What is he asking? Whether non-Craker people like her can have babies, or whether she herself might have one? “If I were younger, then a baby might come out,” she says. “But not now.” Though her age isn’t the deciding factor. If her whole life had been different. If she hadn’t needed the money. If she’d lived in another universe.

“Oh Toby,” says the Craker boy, “what sickness do you have? Are you hurt?” He puts up his beautiful arms to hug her. Are those tears in his strange green eyes?

“It’s all right,” she says. “I’m not hurt any more.” She’d sold some of her eggs to pay the rent, back in her pleebland days, before the God’s Gardeners had taken her in. There’d been infection: all her future children, precluded. Surely she’d buried that particular sadness many years ago. If not, she ought to bury it. In view of the total situation — the situation of what used to be thought of as the human race — such emotions ought to be dismissed as meaningless.

She’s about to add, “I have scars, inside me,” but she stops herself.

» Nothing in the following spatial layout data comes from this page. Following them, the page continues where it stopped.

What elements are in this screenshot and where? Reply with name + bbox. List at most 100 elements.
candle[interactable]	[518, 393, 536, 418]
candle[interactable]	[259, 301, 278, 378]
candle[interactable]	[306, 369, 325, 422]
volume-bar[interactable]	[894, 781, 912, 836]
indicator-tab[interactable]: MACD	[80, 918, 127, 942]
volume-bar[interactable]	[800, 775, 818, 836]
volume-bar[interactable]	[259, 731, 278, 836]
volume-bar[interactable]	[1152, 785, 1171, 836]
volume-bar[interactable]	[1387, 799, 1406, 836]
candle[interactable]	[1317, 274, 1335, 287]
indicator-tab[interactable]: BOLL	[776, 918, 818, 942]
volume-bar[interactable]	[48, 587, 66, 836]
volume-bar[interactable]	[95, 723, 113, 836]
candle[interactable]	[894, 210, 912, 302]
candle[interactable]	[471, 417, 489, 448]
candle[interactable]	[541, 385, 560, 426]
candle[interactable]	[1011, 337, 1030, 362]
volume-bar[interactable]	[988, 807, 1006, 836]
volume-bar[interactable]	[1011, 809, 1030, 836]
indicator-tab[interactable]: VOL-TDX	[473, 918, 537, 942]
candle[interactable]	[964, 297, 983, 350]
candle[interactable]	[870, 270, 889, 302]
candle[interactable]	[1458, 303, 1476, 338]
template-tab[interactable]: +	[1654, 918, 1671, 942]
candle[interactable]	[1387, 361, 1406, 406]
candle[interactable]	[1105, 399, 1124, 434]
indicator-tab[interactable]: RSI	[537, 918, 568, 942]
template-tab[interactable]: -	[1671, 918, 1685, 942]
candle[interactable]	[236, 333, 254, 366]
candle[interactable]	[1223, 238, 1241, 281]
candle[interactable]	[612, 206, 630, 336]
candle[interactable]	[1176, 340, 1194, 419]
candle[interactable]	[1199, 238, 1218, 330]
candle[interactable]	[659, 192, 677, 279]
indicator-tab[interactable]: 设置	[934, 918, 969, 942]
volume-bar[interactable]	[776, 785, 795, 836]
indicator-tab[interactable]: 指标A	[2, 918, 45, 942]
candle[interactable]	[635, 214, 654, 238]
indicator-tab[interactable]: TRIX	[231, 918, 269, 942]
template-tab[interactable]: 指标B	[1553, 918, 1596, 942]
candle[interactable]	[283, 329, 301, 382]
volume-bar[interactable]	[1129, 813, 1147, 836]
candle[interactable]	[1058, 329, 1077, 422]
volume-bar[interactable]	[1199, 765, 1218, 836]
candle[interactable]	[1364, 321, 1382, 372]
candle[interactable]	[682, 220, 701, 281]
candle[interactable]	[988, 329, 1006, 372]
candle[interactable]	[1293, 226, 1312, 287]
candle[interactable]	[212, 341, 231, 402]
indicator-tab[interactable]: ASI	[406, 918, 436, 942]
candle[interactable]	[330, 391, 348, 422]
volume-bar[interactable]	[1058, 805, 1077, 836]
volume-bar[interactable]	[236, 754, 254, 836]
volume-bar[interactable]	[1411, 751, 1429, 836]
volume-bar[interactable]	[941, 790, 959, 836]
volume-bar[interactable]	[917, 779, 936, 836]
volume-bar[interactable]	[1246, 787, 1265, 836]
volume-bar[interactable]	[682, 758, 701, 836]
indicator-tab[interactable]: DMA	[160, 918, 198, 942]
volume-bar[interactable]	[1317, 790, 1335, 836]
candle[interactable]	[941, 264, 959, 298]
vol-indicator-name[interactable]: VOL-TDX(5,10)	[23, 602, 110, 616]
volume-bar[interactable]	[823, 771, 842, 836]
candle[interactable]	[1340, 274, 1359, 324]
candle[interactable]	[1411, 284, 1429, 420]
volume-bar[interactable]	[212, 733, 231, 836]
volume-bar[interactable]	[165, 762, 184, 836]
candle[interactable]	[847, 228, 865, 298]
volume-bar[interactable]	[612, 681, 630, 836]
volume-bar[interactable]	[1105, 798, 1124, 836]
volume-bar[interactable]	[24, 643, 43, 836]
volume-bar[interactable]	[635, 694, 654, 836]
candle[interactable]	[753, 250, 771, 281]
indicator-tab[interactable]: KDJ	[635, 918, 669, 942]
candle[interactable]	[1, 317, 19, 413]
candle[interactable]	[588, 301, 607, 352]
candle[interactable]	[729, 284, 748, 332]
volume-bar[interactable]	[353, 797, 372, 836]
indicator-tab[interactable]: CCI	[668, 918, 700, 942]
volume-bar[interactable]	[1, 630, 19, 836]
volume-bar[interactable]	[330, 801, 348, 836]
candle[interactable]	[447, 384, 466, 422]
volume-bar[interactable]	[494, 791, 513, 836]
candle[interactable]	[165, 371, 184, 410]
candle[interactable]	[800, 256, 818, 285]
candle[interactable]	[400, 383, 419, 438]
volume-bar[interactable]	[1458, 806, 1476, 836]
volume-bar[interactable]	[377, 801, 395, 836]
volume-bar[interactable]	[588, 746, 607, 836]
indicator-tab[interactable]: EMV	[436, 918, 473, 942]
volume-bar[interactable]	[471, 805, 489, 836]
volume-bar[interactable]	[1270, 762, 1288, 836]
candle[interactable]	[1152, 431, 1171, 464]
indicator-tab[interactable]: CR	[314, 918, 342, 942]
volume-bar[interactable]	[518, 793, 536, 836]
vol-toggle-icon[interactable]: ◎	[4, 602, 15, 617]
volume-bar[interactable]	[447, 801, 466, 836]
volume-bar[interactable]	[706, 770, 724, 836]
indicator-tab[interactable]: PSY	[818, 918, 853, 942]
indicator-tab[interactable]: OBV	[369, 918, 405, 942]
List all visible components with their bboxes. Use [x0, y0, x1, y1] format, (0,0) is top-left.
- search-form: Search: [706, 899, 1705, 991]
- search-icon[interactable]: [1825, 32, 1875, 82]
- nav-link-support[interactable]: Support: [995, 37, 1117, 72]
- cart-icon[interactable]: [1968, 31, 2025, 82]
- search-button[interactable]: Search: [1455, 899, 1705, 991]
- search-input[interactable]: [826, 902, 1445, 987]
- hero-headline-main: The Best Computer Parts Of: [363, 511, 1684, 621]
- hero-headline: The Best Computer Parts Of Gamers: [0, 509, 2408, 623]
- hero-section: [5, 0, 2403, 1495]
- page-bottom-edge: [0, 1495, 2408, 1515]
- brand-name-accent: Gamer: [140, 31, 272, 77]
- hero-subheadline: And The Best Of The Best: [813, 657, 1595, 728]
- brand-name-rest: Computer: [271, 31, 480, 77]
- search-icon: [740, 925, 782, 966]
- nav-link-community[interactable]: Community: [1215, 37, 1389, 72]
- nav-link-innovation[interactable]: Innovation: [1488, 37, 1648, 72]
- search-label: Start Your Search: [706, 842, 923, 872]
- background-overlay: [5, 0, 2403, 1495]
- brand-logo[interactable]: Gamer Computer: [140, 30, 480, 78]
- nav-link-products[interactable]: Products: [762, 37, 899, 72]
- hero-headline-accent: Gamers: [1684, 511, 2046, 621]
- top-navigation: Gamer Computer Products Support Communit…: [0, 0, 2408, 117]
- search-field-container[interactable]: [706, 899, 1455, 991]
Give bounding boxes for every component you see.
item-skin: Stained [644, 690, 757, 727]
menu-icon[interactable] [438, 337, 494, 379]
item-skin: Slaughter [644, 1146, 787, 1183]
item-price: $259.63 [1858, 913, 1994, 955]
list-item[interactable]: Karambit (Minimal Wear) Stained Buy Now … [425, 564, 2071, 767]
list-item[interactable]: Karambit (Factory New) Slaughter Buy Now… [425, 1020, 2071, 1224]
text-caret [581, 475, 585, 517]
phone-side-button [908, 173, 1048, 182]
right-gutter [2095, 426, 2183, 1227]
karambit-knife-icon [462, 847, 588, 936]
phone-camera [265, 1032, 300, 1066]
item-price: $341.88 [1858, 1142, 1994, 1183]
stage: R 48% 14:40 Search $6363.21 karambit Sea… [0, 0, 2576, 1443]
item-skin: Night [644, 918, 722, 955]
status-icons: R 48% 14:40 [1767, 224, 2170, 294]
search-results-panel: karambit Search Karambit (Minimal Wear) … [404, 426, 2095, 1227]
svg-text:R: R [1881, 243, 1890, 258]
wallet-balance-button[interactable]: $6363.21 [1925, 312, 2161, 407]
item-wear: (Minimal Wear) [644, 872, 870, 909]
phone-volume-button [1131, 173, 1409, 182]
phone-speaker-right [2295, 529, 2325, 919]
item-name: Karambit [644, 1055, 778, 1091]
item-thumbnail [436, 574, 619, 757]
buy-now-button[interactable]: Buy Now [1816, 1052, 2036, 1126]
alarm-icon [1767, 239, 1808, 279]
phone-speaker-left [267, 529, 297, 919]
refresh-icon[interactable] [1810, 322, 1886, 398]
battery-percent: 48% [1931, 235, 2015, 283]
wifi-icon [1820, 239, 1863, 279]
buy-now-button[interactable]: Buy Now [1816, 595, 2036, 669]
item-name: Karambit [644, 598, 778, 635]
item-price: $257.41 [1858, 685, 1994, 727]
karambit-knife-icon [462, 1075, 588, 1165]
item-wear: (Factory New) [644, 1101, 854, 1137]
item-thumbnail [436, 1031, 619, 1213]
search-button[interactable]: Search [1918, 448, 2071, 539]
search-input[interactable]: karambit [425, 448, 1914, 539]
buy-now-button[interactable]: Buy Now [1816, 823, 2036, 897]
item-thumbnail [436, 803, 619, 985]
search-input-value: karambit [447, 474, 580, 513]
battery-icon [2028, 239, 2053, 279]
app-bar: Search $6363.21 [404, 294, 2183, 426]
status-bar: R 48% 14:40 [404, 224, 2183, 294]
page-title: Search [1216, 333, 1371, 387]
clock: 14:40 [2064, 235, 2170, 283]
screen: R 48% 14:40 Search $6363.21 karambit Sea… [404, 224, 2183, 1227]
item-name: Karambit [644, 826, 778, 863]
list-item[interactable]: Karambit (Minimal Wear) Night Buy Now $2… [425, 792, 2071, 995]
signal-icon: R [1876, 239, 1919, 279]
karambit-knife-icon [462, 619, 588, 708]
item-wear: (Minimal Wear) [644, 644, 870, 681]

What is a scar, Oh Toby? That would be the next question. Then she’d have to explain what a scar is. A scar is like writing on your body. It tells about something that once happened to you, such as a cut on your skin where blood came out. What is writing, Oh Toby? Writing is when you make marks on a piece of paper — on a stone — on a flat surface, like the sand on the beach, and each of the marks means a sound, and the sounds joined together mean a word, and the words joined together mean … How do you make this writing, Oh Toby? You make it with a keyboard, or no — once you made it with a pen or a pencil, a pencil is a … Or you make it with a stick. Oh Toby, I do not understand. You make a mark with a stick on your skin, you cut your skin open and then it is a scar, and that scar turns into a voice? It speaks, it tells us things? Oh Toby, can we hear what the scar says? Show us how to make these scars that talk!

No, she should stay away from the whole scar business. Otherwise she might inspire the Crakers to start carving themselves up to see if they can let out the voices.

“What’s your name?” she says to the little boy.

“My name is Blackbeard,” says the child gravely. Blackbeard, the notorious murdering pirate? This sweet child? A child who will never have a beard when he grows up because Crake did away with body hair in his new species. A lot of the Crakers have odd names. According to Zeb, Crake named them — Crake, with his warped sense of humour. Though why shouldn’t their names be odd, to go with their general oddity?

“I am very happy to meet you, Oh Blackbeard,” she says.

“Do you eat your droppings, Oh Toby?” says Blackbeard. “As we do? To digest our leaves better?”

What droppings? Edible poo? No one warned her about this! “It is time to go and see your mother, Oh Blackbeard,” says Toby. “She must be worried about you.”